Orbital ATK [OA] announced March 13 that it is developing a robotic spacecraft that will carry up to 12 pods to refuel satellites on orbit.
The Mission Robotic Vehicle (MRV) will approach a satellite that is healthy but low on fuel. It will then deploy a Mission Extension Pod (MEP), which will attach to the satellite and provide up to five years of fuel.
Once the MRV has dispatched all of its MEPs, a new set of pods could be launched to replenish the carrier vehicle, said Tom Wilson, president of SpaceLogistics, an Orbital ATK subsidiary. The MRV will also be able to perform “rudimentary repairs” and close-up inspections of satellites.

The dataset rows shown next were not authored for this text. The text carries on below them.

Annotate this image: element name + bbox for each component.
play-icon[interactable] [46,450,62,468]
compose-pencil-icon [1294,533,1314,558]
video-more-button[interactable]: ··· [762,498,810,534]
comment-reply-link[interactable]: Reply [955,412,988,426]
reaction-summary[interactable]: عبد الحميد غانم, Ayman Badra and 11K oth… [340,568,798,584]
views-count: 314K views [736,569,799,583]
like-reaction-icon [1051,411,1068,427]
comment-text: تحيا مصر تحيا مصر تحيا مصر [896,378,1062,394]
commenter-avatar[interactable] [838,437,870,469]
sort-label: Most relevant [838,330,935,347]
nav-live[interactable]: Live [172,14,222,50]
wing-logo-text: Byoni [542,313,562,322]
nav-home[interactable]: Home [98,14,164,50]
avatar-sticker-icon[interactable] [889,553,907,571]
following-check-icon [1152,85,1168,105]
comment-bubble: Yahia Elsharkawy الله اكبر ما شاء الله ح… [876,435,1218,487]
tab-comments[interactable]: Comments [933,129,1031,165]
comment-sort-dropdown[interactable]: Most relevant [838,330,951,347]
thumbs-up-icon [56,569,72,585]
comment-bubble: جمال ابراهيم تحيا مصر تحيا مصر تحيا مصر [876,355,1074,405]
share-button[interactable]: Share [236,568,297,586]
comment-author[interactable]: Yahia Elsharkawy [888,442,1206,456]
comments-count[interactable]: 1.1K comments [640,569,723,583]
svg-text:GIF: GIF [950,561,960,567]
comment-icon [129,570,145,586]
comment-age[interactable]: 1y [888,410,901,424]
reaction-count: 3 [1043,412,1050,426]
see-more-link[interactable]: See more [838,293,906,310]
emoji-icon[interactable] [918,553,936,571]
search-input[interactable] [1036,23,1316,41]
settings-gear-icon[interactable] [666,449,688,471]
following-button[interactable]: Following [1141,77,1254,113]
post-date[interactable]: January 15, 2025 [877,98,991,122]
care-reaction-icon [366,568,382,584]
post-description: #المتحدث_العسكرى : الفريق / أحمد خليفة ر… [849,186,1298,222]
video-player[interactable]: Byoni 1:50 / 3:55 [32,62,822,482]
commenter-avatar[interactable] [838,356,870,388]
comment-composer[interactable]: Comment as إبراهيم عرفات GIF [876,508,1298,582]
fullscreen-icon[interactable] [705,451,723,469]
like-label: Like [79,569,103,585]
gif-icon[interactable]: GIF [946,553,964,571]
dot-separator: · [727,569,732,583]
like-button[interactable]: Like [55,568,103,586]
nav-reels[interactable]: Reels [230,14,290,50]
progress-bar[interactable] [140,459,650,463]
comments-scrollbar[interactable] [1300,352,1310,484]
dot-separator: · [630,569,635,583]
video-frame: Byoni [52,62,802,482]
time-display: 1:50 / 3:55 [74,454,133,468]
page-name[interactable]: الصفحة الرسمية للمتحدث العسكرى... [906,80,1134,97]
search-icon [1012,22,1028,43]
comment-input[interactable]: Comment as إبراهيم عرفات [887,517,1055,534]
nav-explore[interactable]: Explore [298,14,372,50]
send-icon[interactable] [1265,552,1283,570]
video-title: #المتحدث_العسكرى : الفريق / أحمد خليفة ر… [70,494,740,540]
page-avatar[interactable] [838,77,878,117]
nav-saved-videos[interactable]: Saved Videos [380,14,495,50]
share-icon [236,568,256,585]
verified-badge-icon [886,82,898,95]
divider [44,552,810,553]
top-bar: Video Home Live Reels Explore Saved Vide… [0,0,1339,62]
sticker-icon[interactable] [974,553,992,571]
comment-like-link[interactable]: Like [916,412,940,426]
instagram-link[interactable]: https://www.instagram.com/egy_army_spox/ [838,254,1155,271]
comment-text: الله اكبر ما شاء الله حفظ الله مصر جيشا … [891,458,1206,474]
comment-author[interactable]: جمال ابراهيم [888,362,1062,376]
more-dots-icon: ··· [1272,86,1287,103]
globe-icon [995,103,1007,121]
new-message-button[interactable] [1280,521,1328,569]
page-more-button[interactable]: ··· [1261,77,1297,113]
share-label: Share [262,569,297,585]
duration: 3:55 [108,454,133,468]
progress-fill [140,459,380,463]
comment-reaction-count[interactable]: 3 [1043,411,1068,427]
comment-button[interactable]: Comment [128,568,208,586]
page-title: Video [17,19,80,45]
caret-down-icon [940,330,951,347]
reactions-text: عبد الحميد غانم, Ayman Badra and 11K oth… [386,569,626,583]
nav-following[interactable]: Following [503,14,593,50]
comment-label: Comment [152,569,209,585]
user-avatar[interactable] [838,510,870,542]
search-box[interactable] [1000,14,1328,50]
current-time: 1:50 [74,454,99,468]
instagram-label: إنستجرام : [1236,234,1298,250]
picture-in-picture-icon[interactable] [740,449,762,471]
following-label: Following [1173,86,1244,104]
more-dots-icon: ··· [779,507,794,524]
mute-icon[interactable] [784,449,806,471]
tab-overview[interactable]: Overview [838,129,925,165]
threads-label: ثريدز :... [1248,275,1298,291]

The MRV-MEP system will operate in geosynchronous Earth orbit (GEO) and is designed to serve both commercial and government satellites, including defense spacecraft.
Orbital ATK plans to launch the first MRV-MEP system in the fourth quarter of 2021. Customers will be announced in the next few months, Wilson told reporters after speaking at the Satellite 2018 conference. Orbital ATK foresees demand for 30 MEPs over the next eight years.
The announcement came as Orbital ATK is gearing up to launch its first on-orbit satellite servicing system, the Mission Extension Vehicle-1 (MEV-1), late this year. MEV-1 is supposed to extend the service life of an Intelsat [I] communications satellite in GEO by docking with it and taking over its propulsion and attitude control.
A second MEV (MEV-2), whose initial customer is also Intelsat, is scheduled to lift off in early 2020. Each MEV is expected to last for 15 years, giving it the ability to service multiple satellites during its life span.
Unlike the larger MEV, the MEP will not be able to perform attitude control. Having both MEV and MRV-MEP will “give our customers the option to select exactly the kind of life extension or in-space repair they may need,” Wilson said.